Opinion

Don’t Break Competition While Trying (but Failing) to Improve Consumer Privacy

The great Supreme Court Justice Oliver Wendall Holmes once said, “Great cases like hard cases make bad law. For great cases are called great, not by reason of their real importance in shaping the law of the future, but because of some accident of immediate overwhelming interest which appeals to the feelings and distorts the judgment.”

Cambridge Analytica’s misuse of data has us thinking seriously about how privacy and security should work on the internet. It’s a hard case: The revelations come on the heels of big data breaches – including Equifax – and have consumers feeling understandably anxious about their online activities. In many circles, regulation in some form feels certain. But before we rush to regulate we must understand the interplay between regulation and competition in order to regulate smartly.
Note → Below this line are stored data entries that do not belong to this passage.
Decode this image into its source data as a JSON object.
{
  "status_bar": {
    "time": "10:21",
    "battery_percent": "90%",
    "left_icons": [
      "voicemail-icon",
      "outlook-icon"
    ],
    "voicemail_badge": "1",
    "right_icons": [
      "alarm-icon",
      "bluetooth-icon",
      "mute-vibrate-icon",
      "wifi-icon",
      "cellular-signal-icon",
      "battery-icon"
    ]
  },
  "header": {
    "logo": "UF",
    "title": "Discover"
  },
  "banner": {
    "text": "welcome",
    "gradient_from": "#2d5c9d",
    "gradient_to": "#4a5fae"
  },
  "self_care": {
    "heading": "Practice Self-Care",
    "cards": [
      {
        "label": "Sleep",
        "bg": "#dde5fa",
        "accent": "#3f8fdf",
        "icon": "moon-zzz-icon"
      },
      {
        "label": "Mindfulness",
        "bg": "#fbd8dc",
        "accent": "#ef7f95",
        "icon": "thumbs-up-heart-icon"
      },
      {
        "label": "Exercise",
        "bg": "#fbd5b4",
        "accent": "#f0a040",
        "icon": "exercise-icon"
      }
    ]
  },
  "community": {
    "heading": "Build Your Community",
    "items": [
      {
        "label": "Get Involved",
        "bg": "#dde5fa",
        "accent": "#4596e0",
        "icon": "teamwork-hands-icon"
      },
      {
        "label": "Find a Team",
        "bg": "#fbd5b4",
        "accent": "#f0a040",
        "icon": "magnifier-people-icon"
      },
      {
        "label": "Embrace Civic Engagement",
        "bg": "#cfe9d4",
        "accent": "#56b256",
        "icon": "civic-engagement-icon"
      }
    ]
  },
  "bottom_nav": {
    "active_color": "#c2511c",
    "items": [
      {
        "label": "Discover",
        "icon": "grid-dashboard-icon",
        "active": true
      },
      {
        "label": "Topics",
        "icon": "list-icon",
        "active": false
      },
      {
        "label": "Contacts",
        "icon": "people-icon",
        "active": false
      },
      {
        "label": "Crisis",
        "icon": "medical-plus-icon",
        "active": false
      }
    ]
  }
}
Regulation may unintentionally hurt competition. For example, incumbents are better situated than new entrants to comply with new regulations. At a congressional hearing, Facebook CEO Mark Zuckerberg acknowledged that “part of the challenge with regulation, in general, is that when you add more rules that companies need to follow, that’s something that a larger company like ours has the resources to do.” Studies confirm that this is a problem, and have shown that privacy regulations impose a much greater cost on smaller and newer companies. Harvard economist Josh Lerner found that European Union privacy regulation had a negative impact on venture capital funded startups and reduced traditional research and development investment by $750 million to $1 billion during the first 8.5 years after passage.

It is no accident that heavy regulation and industry consolidation often go hand-in-hand. The reason is simple: Well-heeled incumbents are in a much better position to comply with onerous regulations than new entrants. Professor Tim Wu cautioned in a recent op-ed that “if today’s privacy scandals lead us merely to install Facebook as a regulated monopolist, insulated from competition, we will have failed completely.” We’ve already seen this problem surface in attempts to solve online sex trafficking through regulation. A letter, signed by many small companies, warns that the Stop Enabling Sex Traffickers Act will have a negative impact on small companies and startups that “could both chill necessary innovation and cause companies to close down entirely.”

In addition, new regulations could actually curtail the ways that the tech industry promotes competition, as seen in some of the reactions to Facebook’s situation. Application programming interfaces are used by programmers to give outside programs limited access to work with a platform. Facebook’s APIs were the source of the data disclosure Cambridge Analytica used to improperly scoop up data. And while the knee-jerk reaction is to lock down all APIs, that could also prevent small companies from leveraging APIs to get the boost they need to become serious competitors in the tech industry. It’s an important point that has been raised by Mozilla Tech Policy Fellow Caroline Holland. Any regulation would need to balance securing APIs without discouraging competitively beneficial uses.

Finally, there is an even more pernicious problem with drafting bad fixes to important issues – we could unwittingly exacerbate the digital divide that many policymakers are trying to solve. Some have called on free internet services to transform into subscription-based services, but  even seemingly small monthly payments could put these services out of the reach of low-income Americans. This is not simply a matter of giving consumers a choice on whether they value privacy, because consumers of different income levels have greatly different ability to pay new monthly fees. The “privacy paradox,” where consumers’ stated concerns about privacy differ from their behaviors, exacerbates this problem because wealthy people would consider paying for privacy to be much less effort than those with lower incomes.

The Cambridge Analytica misuse of data has us asking the right questions, but we shouldn’t let the unsettling nature of privacy issues become an excuse to write bad policy. Regulations are a tricky business that could solve one problem, yet create an even bigger competition problem. We’ve seen these problems before in other industries, where regulations are abused to defeat competition and entrench incumbents. We should not make the same mistakes in tech.

 

David Balto is a public interest antitrust attorney who previously served as policy director at the Federal Trade Commission, as an attorney in the Justice Department’s Antitrust Division, and as a senior fellow at the Center for American Progress and the New America Foundation, and who advises several companies in the tech industry including Google.